More and more people are now forced to rent in the private sector, which is more expensive than a mortgage and can often be insecure, the Resolution Foundation said.
Research by the think tank found home ownership in England fell to 63.8 per cent in February, a level last seen in 1986 and down from a peak of 70.8 per cent in 2003.
It is now lower than any other country in western Europe barring Germany, foundation analyst Stephen Clarke said, with affordability cited as the biggest barrier.
The average first-time buyer paid just under £30,000 for their new home in 1986, compared to £150,000 ($198,500, 177,000 euros) now – and earnings have failed to keep pace.
“This matters not just because of the frustration it brings for those unable to buy, but because of its impact on living standards too,” Clarke wrote in a blog posting.
“Housing costs have accounted for an increasing share of household income over recent decades.”
Property ownership has become something of a British national obsession since the 1980s, when then prime minister Margaret Thatcher allowed social housing tenants to buy their homes from the state at a reduced rate.
The government’s English Housing Survey report last month found that only one in ten renters said they preferred their current situation to buying – most were simply priced out.
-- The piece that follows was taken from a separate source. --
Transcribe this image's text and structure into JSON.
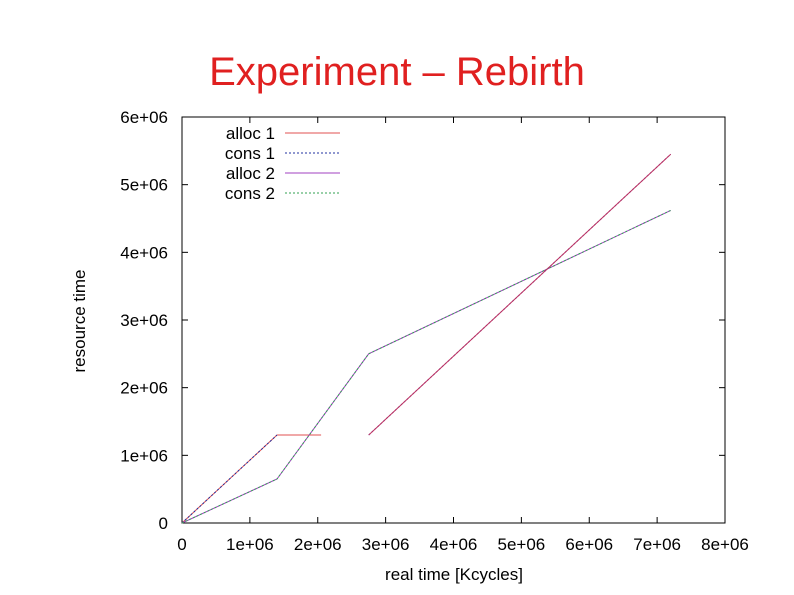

Ministers have sought to help first-time buyers with a scheme that effectively lends them money for a deposit. Interest rates are also at a record low.
But the percentage of people renting in the private sector – as opposed to the low-cost social sector – is up from 11 per cent in 2003 to 19 per cent in 2015.
Private rent accounts on average 30 per cent of income, while mortgages account for 23 percent, the foundation says.
A study last month by Deloitte found Britain has the least affordable housing in Europe.
Britons need to save almost 11 years to buy a new apartment, compared to 3.3 years in Germany and six to eight years in Ireland, Italy, Hungary, France and Poland.